Каждое утро, когда сквозь дырку в борту в трюм начинали пробиваться не лучи, а скорее крупицы света, со стороны Камбалы доносился едва слышимый хруст — он считал дни и делал ногтями заметки на доске под собой. Занятие, с виду, бесполезное, но чем еще заниматься, будучи рабом в трюме? К тому же, так проще не сойти с ума. Джаг поздно оценил ценность такого занятия. Он уже не мог с уверенностью сказать, не обманывает ли его разум.
— Камбала, сколько дней мы в море? — спросил Джаг.
Сначала Камбала молчал, но потом все таки решил ответить.
— Пять и пять и пять.
— Пятнадцать, значит.
Камбала умел считать только до пяти. Может, он умел и больше, но не знал других цифр по-авантийски.
Для Джага дни и ночи уже давно потеряли смысл. Он чувствовал, как ослабел от истощения. Съесть те крохи и выпить воду, что доставались рабам, стоило больше труда, чем они восполняли сил.
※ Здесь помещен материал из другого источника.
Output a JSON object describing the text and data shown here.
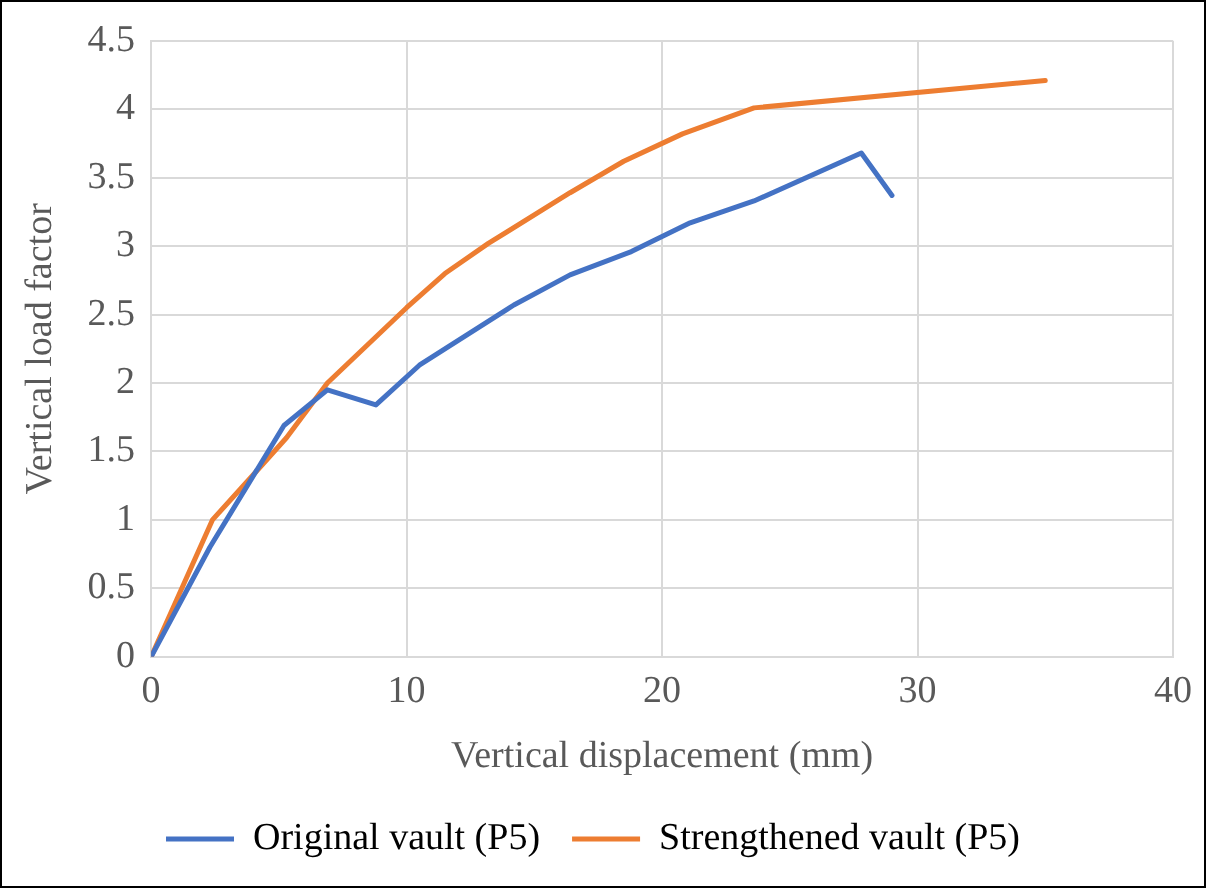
{
  "chart_data": {
    "type": "line",
    "xlabel": "Vertical displacement (mm)",
    "ylabel": "Vertical load factor",
    "xlim": [
      0,
      40
    ],
    "xticks": [
      0,
      10,
      20,
      30,
      40
    ],
    "ylim": [
      0,
      4.5
    ],
    "yticks": [
      0,
      0.5,
      1,
      1.5,
      2,
      2.5,
      3,
      3.5,
      4,
      4.5
    ],
    "grid": true,
    "legend": "bottom",
    "marker": "none",
    "series": [
      {
        "name": "Original vault (P5)",
        "color": "#4472c4",
        "x": [
          0,
          2.3,
          5.2,
          6.9,
          8.8,
          10.5,
          14.2,
          16.4,
          18.8,
          21.1,
          23.6,
          27.8,
          29.0
        ],
        "values": [
          0,
          0.8,
          1.69,
          1.95,
          1.84,
          2.13,
          2.57,
          2.79,
          2.96,
          3.17,
          3.33,
          3.68,
          3.37
        ]
      },
      {
        "name": "Strengthened vault (P5)",
        "color": "#ed7d31",
        "x": [
          0,
          2.4,
          4.0,
          5.3,
          6.9,
          10.0,
          11.5,
          13.2,
          16.4,
          18.5,
          20.8,
          23.6,
          35.0
        ],
        "values": [
          0,
          1.0,
          1.33,
          1.6,
          2.0,
          2.55,
          2.8,
          3.02,
          3.39,
          3.62,
          3.82,
          4.01,
          4.21
        ]
      }
    ]
  }
}
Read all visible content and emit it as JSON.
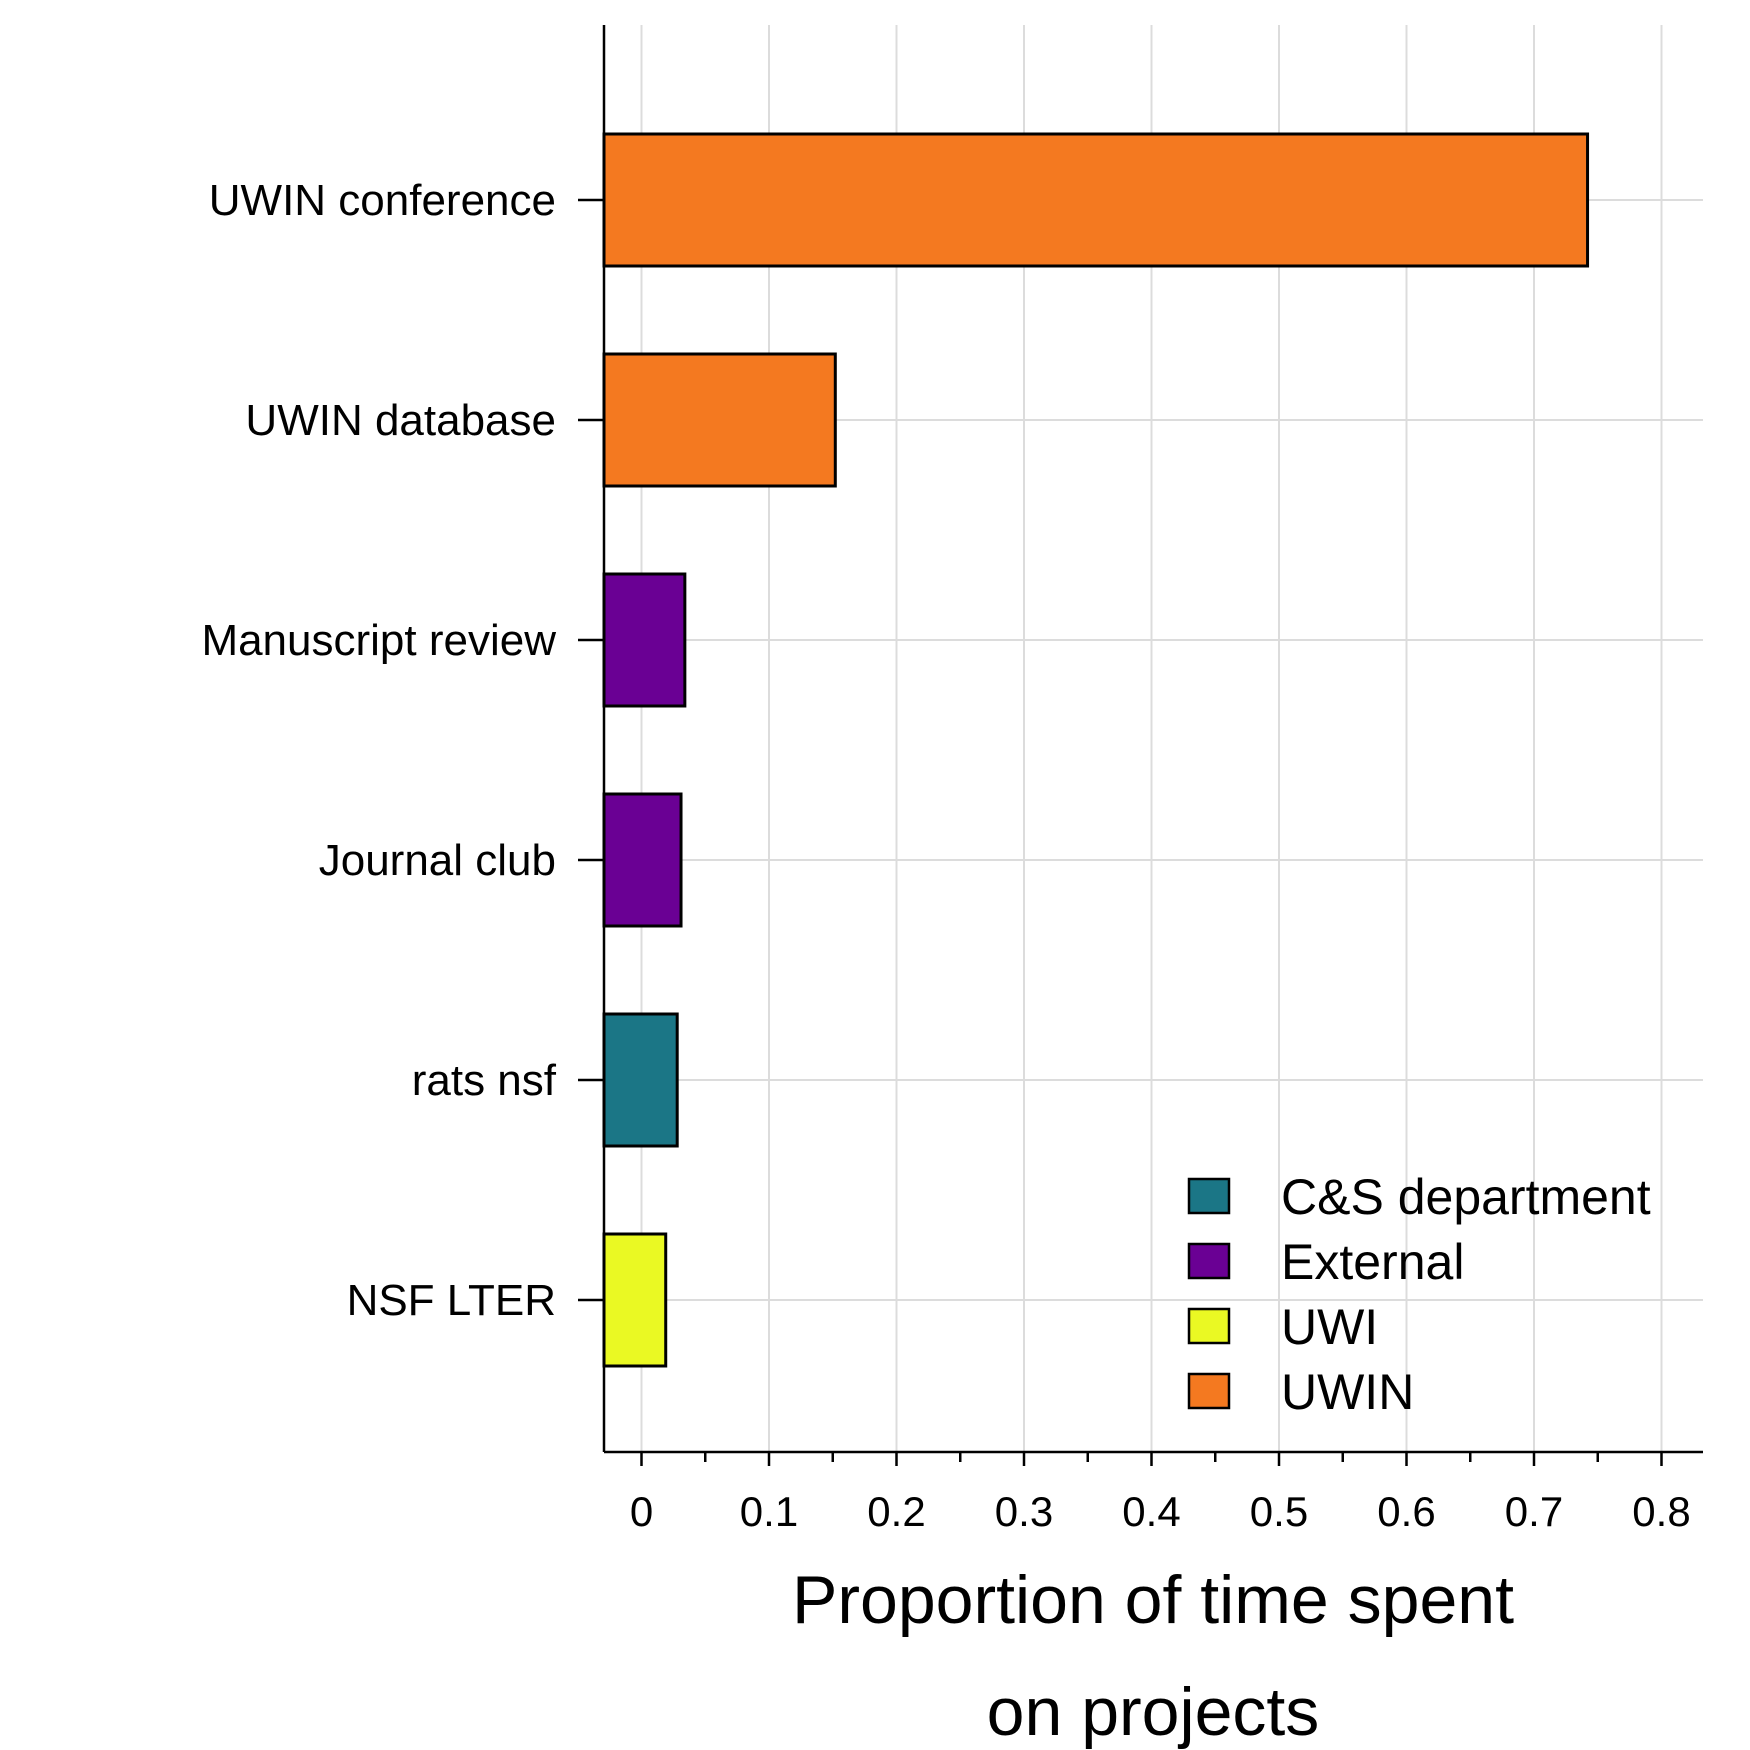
{
  "chart_data": {
    "type": "bar",
    "orientation": "horizontal",
    "categories": [
      "UWIN conference",
      "UWIN database",
      "Manuscript review",
      "Journal club",
      "rats nsf",
      "NSF LTER"
    ],
    "values": [
      0.742,
      0.152,
      0.034,
      0.031,
      0.028,
      0.019
    ],
    "groups": [
      "UWIN",
      "UWIN",
      "External",
      "External",
      "C&S department",
      "UWI"
    ],
    "xlabel_lines": [
      "Proportion of time spent",
      "on projects"
    ],
    "ylabel": "",
    "xlim": [
      -0.032,
      0.832
    ],
    "xticks": [
      0,
      0.1,
      0.2,
      0.3,
      0.4,
      0.5,
      0.6,
      0.7,
      0.8
    ],
    "xtick_labels": [
      "0",
      "0.1",
      "0.2",
      "0.3",
      "0.4",
      "0.5",
      "0.6",
      "0.7",
      "0.8"
    ],
    "minor_xticks": [
      0.05,
      0.15,
      0.25,
      0.35,
      0.45,
      0.55,
      0.65,
      0.75
    ],
    "grid": true,
    "legend": {
      "position": "bottom-right",
      "entries": [
        {
          "label": "C&S department",
          "color": "#1b7686"
        },
        {
          "label": "External",
          "color": "#6a0094"
        },
        {
          "label": "UWI",
          "color": "#eaf923"
        },
        {
          "label": "UWIN",
          "color": "#f47920"
        }
      ]
    }
  }
}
Взгляд сделался мутным и невнимательным. Существование превратилось в сплошной мучительный полусон.
Время шло незримо, то растягиваясь в вечность, то рывками прыгая сразу через несколько дней.
Уже минуло двадцать, потом и двадцать пять. Скоро Камбала должен был закрыть шестую пятерку. Обессилевшее сознание играло с Джагом злую игру. То засыпая, то приходя в себя, и проваливаясь в мутные невнятные сны вновь, он уже не мог точно сказать, где наваждение, а где реальность.
— Сколько дней, Камбала, — спрашивал он.
Камбала говорил, — пять по пять, и пять, и три. Выходило тридцать три.
Спустя какое-то время Джаг повторял вопрос.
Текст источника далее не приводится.